1.         Parc national de Mana Pools, aires de safari Sapi et Chewore (Zimbabwe) (N 302)

Année d’inscription sur la Liste du patrimoine mondial  1984

Critères  (vii)(ix)(x)

Année(s) d’inscription sur la Liste du patrimoine mondial en péril  Néant

Décisions antérieures du Comité  voir page http://whc.unesco.org/fr/list/302/documents/

Assistance internationale

Demandes approuvées : 0
Montant total approuvé : 0 dollars EU
Pour plus de détails, voir page http://whc.unesco.org/fr/list/302/assistance/

Fonds extrabudgétaires de l’UNESCO

Néant

Missions de suivi antérieures

Néant

Facteurs affectant le bien identifiés dans les rapports précédents

Matériel d’illustration  voir page http://whc.unesco.org/fr/list/302/

Problèmes de conservation présentés au Comité du patrimoine mondial en 1986

Un braconnage sans précédent du côté zambien de la rivière Zambèze a entraîné la perte de plus de 100 rhinocéros ainsi que la perte de la vies humaines.

Des hauts fonctionnaires de chaque pays ont publié des déclarations d'intérêt et les patrouilles ont été renforcées.

L'adjonction du Parc national du Zambèze inférieur en Zambie, proposé lors de la 8ème réunion du Comité, serait une mesure susceptible d'améliorer la protection de la région (de plus amples détails seront fournis à la réunion du Comité).

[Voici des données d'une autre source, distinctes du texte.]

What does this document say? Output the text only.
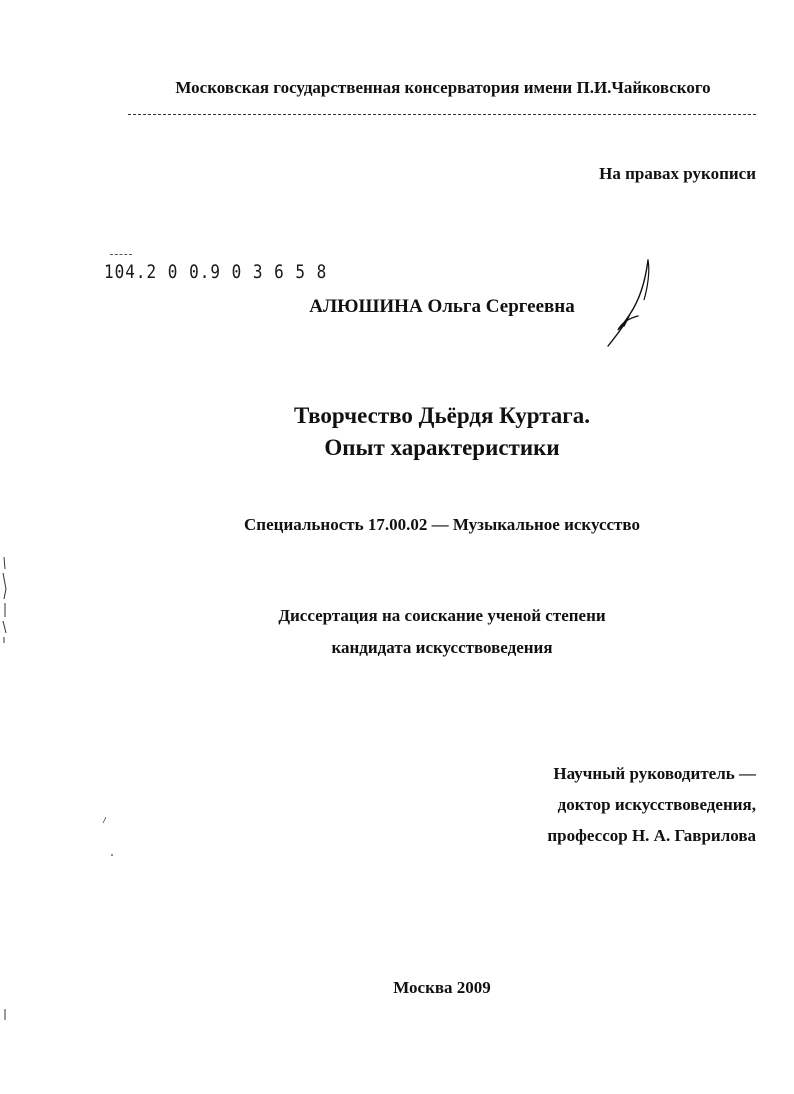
Московская государственная консерватория имени П.И.Чайковского
На правах рукописи
104.2 0 0.9 0 3 6 5 8
АЛЮШИНА Ольга Сергеевна
Творчество Дьёрдя Куртага.
Опыт характеристики
Специальность 17.00.02 — Музыкальное искусство
Диссертация на соискание ученой степени
кандидата искусствоведения
Научный руководитель —
доктор искусствоведения,
профессор Н. А. Гаврилова
Москва 2009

Analyse et conclusions du Centre du patrimoine mondial et de l’UICN

Néant

Décision adoptée: 10 COM IX.A.18-19

18. Lorsqu'il a appris la spectaculaire augmentation du braconnage rapportée par l'UICN dans les réserves de Mana Pools, Sapi et Chewore (Zimbabwe) et dans la réserve de gibier de Selous (Tanzanie), le Comité a reconnu qu'il fallait attaquer ce problème globalement en endiguant le trafic illicite d'animaux sauvages et en particulier des défenses d'éléphant et des cornes de rhinocéros. A ce sujet, le Comité a prié le Président de prendre contact avec le Secrétariat de la Convention sur le commerce des espèces de faune et de flore sauvages menacées d'extinction (CITES), qui a été ratifiée par de nombreux Etats parties à la Convention concernant la protection du patrimoine mondial, afin de lui faire part des inquiétudes du Comité touchant les ravages occasionnés par le trafic illicite dans certains sites du patrimoine mondial et lui demander que des mesures soient prises au titre des deux conventions pour mettre fin au braconnage sur ces sites. Un membre du Comité a proposé également que certains pays industrialisés envisagent la possibilité de jumeler l'un de leurs biens naturels inscrits sur la Liste du patrimoine mondial avec un site appartenant à un - 's en développement qui ne dispose pas des ressources nécessaires pour en assurer la protection et l'entretien. L'UICN a indiqué à ce sujet qu'elle travaillait à la mise au point d'un programme de "jumelage" de parcs qui pourrait avoir de nombreuses incidences du point de vue des sites du patrimoine mondial. Un autre membre du Comité a suggéré que les membres du Comité assistés par le Secrétariat, prennent contact avec les autorités nationales, de façon appropriée et en particulier à travers leur représentation à Paris, pour déterminer si l'assistance bilatérale contribuerait utilement à améliorer la protection et l'entretien des sites naturels du patrimoine mondial qui, selon les indications de l'UICN, étaient menacés. S'agissant de la réserve de gibier de Selous en particulier, le Comité s'est déclaré disposé à prélever sur le Fonds du patrimoine mondial une contribution pour financer l'amélioration de ce site.

19. A l'issue du débat, le Comité a décidé :

a) que le Président écrirait au Secrétariat de la CITES pour voir comment mettre en œuvre les deux conventions de manière à atténuer la gravité de la situation, dans le parc national de Selous (Tanzanie) et dans les réserves de Mana Pools, Sapi et Chewore (Zimbabwe) en particulier, et à combattre en général le braconnage sur les sites naturels du patrimoine mondial ;

b) que le Secrétariat devrait prendre contact avec les autorités de la Tanzanie et du Zimbabwe à Paris et dans les capitales de ces pays respectivement, afin de mettre au point, en coopération avec l'UICN (et autres organisations ou institutions compétentes), des projets de coopération technique susceptibles d'être financés par le Fonds du patrimoine mondial et, simultanément, d'étudier la possibilité d'inscrire le parc national de Selous et les réserves de Mana Pools, Sapi et Chewore sur la Liste du patrimoine mondial en péril.